Rakamları alt alta koyduğumuzda, yıl sonunda cari işlemler açığının yıllık 80 milyar dolar civarında olacağı anlaşılıyor. Cari işlemler açığındaki bu büyüklük tahmini milli gelirimizin yüzde 10'u civarında. Göreli olarak da, mutlak olarak da cari işlemler açığında tarihi bir rekor söz konusu. Bu hesaplarda ekonominin yüzde 7-8 büyüyebileceği olasılığı yok.
Ekonomi ısınmamış olsa da, cari işlemler dengesinin aşırı ısındığını iddia edebiliriz. Gerçekten ekonomide aşırı bir ısınma yoksa, cari işlemler açığının ekonomiden önce aşırı ısınmaya geçmiş olması bir başka talihsizlik. Çünkü, aşırı ısınmamış bir ekonomide gerçekleşen ekonomik büyüme cari işlemler dengesinin aşırı ısınması dolayısıyla sürdürülemez hale gelebilir. Isınmanın tanımı ne olursa olsun, riskli bir durum söz konusu.

FİNANSMAN KALEMLERİ
Son bir yılda cari işlemler açığı 68 milyar dolar olurken, net dış finansman 73 milyar dolar kadar oldu. Yani, son bir yılda cari işlemler açığından 5 milyar dolar daha fazla net finansman elde edildi. Buna rağmen, Merkez Bankası rezervleri yaklaşık 17 milyar dolar arttı. Çünkü, aynı dönemde 12 milyar dolar yakın kaynağı bilinmeyen bir döviz girişi (net hata ve noksan) söz konusu oldu. Yalnız bu yılın mayıs ayındaki net hata ve noksan kalemi 4.5 milyar dolar civarındaydı.

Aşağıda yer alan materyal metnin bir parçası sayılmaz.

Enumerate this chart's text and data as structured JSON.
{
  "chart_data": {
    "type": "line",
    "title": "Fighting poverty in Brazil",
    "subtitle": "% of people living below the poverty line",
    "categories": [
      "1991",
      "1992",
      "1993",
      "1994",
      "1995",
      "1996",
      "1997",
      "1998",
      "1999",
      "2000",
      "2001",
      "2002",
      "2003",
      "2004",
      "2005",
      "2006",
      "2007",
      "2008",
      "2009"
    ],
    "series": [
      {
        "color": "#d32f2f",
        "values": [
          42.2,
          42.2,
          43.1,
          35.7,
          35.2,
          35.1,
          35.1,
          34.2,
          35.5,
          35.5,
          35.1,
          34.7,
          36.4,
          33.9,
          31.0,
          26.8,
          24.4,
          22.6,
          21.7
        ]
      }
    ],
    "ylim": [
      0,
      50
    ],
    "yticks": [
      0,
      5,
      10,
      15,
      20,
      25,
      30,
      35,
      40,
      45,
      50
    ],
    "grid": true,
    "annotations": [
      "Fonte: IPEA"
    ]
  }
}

Cari işlemler açığının finansmanındaki kalite düşüklüğünün en önemli göstergelerinden biri net hata ve noksan kaleminin büyüklüğüdür. Çünkü, bu kalemin sürdürülebilirliği ve yönü konusunda hiç kimsenin bir beklentisi olamaz.
Mutlak büyüklük olarak değil de, düşük kalite açısından ikinci önemli kalem portföy yatırımları yoluyla sağlanan dış finansmandır. Son bir yılda bu kalemden 23 milyar dolar net finansman sağlanmış. Portföy yatırımları yurtdışındaki yatırımcıların risk iştahına göre çok oynaklık gösteren bir finansman yolu. Üçüncü kalem banka borçlanmalarından oluşuyor. Bankaların ve banka dışı özel kesimin net dış borçlanması son bir yılda 38 milyar dolar olmuş. En sağlıklı finansman yolu olan net doğrudan yabancı sermaye yatırımlarının büyüklüğü bu dönemde 11.5 milyar dolar civarında gerçekleşmiş.
Nereden bakarsanız bakın, riskli bir yolda olduğumuz çok açık. Yükseldikçe, düşüşün vereceği acı daha fazla olacak.
ÖZÜR: Yazarımız Ercan Kumcu'nun dünkü yazısı yerine teknik nedenlerle daha önce çıkmış bir yazısı yayımlandı. Özür dileyerek dünkü yazısını bugün yayımlıyoruz.